A widely acclaimed author (Pulitzer Prize, National Book Critics Circle Award) turns her gaze to the US in the Thirties (Depression, Prohibition, gangsters) and Forties (WWII, Brooklyn Naval Yard, the Merchant Marine's important and dangerous role, and the sudden emergence of women as a vital part of the war effort.)
Eleven-year-old Anna Kerrigan is brave and clever beyond her years, but she doesn't know that her adored father is on the fringes of racketeering. She is devastated when, one day, he simply doesn't return home.
Nineteen-year-old Anna takes a job as a parts inspector at the Brooklyn Naval Yard. She is good at her work but longs to become a diver--complete with 200-pound suit and helmet, working on repairing the big ships.
The intricacies of diving--the dangers and the exhilaration-are beautifully portrayed as Anna fights to prove herself.
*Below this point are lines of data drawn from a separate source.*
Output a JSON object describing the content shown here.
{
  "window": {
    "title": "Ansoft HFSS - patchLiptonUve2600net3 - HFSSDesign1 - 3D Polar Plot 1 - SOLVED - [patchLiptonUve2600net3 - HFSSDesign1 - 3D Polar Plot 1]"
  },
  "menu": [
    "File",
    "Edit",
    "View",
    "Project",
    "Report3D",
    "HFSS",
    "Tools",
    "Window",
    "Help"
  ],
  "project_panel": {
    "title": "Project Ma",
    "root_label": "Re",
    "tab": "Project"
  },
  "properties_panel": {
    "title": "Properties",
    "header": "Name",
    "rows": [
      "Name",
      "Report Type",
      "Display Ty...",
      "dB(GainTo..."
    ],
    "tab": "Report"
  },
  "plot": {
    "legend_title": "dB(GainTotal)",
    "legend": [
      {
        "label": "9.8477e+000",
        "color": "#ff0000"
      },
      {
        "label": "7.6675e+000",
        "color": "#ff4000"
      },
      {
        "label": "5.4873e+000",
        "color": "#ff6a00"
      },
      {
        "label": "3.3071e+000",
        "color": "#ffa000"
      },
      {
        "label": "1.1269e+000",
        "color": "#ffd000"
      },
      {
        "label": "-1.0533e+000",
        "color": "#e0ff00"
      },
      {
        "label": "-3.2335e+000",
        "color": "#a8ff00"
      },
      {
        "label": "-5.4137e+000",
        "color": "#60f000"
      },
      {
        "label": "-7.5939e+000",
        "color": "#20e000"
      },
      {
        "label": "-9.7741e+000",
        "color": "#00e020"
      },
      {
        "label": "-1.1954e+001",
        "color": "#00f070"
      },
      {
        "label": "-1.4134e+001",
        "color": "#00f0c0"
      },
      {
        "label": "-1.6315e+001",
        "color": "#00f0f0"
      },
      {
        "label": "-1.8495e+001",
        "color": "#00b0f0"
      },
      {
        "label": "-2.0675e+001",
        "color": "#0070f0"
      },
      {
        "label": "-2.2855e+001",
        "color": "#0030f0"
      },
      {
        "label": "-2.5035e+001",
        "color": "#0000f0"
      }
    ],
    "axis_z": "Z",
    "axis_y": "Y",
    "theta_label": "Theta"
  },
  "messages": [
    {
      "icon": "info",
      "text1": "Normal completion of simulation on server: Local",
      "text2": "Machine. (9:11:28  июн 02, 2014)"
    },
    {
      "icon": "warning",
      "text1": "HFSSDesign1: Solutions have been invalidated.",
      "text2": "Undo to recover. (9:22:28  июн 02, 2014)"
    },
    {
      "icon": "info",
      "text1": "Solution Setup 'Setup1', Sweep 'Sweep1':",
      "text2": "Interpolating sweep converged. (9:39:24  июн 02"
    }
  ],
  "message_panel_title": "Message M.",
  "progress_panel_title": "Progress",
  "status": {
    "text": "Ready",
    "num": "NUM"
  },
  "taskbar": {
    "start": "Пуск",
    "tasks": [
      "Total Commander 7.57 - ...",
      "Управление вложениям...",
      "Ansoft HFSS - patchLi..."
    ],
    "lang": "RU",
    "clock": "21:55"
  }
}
At the same time, she becomes involved with a dangerous but alluring man--a gangster with whom her father had dealings.
All this plays out against a meticulously researched and beautifully evoked background of life as it was in these particular times and places. Wonderful complex characters, quietly beautiful writing, surprising plot--it's an absorbing read.
1 comment:
I read this one some years ago. It was quite a story.